Home

Hoge Raad, 13-07-2012, BV9652, 11/03991

Hoge Raad, 13-07-2012, BV9652, 11/03991

Gegevens

Instantie
Hoge Raad
Datum uitspraak
13 juli 2012
Datum publicatie
13 juli 2012
ECLI
ECLI:NL:HR:2012:BV9652
Formele relaties
Zaaknummer
11/03991

Inhoudsindicatie

Art. 9, lid 4, Wet BRV. Uitbreiding economische gerechtigdheid tot erfpachtrechten vormt geen terugverkrijging in de zin van het Besluit van 19 februari 2007, V N 2007/15.15.

Uitspraak

13 juli 2012

nr. 11/03991

Arrest

gewezen op het beroep in cassatie van X B.V. te Z (hierna: belanghebbende) tegen de uitspraak van het Gerechtshof te Amsterdam van 21 juli 2011, nr. P10/00501, betreffende een op aangifte voldaan bedrag aan overdrachtsbelasting.

1. Het geding in feitelijke instanties

Belanghebbende heeft ter zake van de verkrijging van een belang in een commanditaire deelneming op aangifte een bedrag aan overdrachtsbelasting voldaan. Belanghebbende heeft tegen de voldoening van dit bedrag bezwaar gemaakt en verzocht om teruggaaf, welk verzoek bij uitspraak van de Inspecteur is afgewezen.

De Rechtbank te Haarlem (nr. AWB 09/3598) heeft het tegen die uitspraak ingestelde beroep ongegrond verklaard.

Belanghebbende heeft tegen de uitspraak van de Rechtbank hoger beroep ingesteld bij het Hof.

Het Hof heeft de uitspraak van de Rechtbank bevestigd. De uitspraak van het Hof is aan dit arrest gehecht.

2. Geding in cassatie

Belanghebbende heeft tegen 's Hofs uitspraak beroep in cassatie ingesteld. Het beroepschrift in cassatie is aan dit arrest gehecht en maakt daarvan deel uit.

De Staatssecretaris van Financiën heeft een verweerschrift ingediend.

Belanghebbende heeft een conclusie van repliek ingediend.

De Advocaat-Generaal P.J. Wattel heeft op 2 maart 2012 geconcludeerd tot ongegrondverklaring van het beroep.
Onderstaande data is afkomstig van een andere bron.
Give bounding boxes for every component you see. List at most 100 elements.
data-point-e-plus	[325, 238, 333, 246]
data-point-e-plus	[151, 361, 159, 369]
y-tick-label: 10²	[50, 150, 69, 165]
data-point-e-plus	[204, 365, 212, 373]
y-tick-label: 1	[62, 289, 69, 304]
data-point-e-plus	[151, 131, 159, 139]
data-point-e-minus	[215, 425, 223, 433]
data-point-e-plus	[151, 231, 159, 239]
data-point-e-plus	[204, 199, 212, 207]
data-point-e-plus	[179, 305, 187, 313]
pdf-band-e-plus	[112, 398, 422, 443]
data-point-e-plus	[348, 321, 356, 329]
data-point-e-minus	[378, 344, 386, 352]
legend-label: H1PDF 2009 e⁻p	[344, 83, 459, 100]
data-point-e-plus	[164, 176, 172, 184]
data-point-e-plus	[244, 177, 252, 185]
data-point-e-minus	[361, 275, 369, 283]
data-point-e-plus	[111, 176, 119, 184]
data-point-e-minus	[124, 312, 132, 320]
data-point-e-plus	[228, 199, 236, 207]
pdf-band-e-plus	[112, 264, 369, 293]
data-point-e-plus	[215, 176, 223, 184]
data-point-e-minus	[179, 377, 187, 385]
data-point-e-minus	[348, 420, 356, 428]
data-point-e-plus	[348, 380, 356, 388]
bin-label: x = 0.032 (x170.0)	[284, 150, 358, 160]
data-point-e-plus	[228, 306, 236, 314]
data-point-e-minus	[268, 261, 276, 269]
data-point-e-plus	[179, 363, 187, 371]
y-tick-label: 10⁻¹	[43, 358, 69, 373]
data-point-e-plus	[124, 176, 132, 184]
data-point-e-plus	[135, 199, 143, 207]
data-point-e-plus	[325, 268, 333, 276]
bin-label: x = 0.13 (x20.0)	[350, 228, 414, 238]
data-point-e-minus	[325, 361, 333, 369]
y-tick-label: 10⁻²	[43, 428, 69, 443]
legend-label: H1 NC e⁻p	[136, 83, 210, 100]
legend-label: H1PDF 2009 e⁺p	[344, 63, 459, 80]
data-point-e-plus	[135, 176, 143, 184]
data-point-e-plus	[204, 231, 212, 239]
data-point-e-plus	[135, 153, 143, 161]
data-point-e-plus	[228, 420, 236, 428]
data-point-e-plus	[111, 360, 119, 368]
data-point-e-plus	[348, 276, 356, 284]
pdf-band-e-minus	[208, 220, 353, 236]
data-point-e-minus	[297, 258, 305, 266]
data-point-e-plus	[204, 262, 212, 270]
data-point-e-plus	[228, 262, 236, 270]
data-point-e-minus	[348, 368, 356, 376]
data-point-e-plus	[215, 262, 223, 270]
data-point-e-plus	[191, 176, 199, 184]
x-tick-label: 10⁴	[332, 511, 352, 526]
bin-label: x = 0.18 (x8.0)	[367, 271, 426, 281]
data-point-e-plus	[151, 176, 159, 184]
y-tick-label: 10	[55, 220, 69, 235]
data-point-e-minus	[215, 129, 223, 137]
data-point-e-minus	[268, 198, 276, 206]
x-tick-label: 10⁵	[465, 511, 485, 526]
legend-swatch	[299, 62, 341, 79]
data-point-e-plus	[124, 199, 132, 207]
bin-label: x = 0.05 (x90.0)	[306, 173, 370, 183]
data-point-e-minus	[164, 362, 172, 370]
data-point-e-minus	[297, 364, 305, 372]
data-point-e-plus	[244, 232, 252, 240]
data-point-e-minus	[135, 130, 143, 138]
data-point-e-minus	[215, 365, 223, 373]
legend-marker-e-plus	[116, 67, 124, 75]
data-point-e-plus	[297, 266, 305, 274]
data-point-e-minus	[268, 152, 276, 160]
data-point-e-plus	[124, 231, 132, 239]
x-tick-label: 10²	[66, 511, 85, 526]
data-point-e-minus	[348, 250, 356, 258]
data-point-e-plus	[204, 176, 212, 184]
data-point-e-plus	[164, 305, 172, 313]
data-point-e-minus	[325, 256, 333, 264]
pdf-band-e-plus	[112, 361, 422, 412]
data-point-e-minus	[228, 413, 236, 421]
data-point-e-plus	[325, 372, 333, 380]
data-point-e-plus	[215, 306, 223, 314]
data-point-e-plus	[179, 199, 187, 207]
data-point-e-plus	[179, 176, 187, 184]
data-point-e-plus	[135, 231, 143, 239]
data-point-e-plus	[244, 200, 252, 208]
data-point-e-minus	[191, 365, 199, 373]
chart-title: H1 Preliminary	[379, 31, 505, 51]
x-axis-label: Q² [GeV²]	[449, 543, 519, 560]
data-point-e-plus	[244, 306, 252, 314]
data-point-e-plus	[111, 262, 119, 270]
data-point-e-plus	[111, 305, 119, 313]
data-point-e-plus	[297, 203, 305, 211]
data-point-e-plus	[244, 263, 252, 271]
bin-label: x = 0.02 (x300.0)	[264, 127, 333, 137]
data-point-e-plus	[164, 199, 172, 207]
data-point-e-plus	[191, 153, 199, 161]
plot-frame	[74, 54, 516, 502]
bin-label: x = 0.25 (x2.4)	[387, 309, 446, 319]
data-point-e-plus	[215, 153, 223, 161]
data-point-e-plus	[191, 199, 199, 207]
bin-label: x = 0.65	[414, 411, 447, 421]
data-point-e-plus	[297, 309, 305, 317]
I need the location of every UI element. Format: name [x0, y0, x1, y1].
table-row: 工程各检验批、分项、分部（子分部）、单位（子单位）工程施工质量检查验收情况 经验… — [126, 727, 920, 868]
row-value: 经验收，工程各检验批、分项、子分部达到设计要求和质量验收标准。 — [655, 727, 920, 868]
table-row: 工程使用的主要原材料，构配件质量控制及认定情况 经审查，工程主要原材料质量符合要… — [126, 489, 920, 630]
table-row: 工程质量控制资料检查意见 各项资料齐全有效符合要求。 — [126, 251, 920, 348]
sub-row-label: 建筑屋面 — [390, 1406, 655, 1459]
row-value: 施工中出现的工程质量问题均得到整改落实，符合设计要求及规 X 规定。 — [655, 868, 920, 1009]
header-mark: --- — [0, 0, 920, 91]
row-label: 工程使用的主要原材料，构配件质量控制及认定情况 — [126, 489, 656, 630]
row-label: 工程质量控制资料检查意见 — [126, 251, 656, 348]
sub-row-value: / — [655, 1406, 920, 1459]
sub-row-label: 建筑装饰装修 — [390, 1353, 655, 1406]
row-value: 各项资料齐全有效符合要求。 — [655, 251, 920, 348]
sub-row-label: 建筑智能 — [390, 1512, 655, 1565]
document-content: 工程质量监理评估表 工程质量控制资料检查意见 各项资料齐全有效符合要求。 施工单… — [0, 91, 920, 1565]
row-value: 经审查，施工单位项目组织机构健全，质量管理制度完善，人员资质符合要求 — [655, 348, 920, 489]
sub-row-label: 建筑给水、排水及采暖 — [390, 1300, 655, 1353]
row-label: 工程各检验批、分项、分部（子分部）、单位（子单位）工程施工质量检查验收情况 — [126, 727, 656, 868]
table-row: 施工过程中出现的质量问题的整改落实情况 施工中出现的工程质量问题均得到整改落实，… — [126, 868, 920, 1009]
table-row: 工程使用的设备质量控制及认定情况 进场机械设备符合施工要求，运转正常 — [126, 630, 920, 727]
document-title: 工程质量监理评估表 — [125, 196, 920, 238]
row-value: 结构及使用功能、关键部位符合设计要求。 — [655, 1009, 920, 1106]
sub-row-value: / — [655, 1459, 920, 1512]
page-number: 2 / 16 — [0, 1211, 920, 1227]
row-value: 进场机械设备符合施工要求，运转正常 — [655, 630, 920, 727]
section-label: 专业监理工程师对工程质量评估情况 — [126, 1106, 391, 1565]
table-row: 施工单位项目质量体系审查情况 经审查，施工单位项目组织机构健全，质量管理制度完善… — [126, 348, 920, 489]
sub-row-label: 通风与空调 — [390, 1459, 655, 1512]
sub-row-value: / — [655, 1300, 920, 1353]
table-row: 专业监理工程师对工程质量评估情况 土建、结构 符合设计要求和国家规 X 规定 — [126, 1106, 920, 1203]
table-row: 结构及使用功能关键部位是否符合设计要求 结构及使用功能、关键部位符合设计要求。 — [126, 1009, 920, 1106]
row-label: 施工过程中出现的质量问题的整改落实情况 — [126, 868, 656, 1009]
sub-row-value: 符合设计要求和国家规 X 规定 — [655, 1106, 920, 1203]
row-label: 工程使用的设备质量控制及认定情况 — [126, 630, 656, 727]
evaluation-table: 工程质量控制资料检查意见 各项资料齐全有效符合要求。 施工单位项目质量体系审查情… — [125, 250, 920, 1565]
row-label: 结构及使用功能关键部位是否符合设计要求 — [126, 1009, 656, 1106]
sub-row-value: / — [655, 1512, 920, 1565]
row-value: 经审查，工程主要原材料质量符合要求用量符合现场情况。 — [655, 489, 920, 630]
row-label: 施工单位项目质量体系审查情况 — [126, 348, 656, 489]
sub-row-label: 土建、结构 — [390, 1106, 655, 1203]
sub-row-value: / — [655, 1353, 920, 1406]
Zowel belanghebbende als de Staatssecretaris heeft schriftelijk op de conclusie gereageerd.

3. Beoordeling van het middel

3.1. In cassatie kan van het volgende worden uitgegaan.

3.1.1. Belanghebbende, opgericht op 15 mei 1998, heeft in 1998 en 1999 van N.V. B (hierna: B) de eigendom verkregen van gronden met daarop gebouwen die door B waren gesticht.

3.1.2. B heeft in het verleden de omzetbelasting die ter zake van de stichting van de gebouwen in rekening is gebracht, in aftrek gebracht.

3.1.3. B houdt de aandelen in A B.V., die de aandelen in belanghebbende houdt.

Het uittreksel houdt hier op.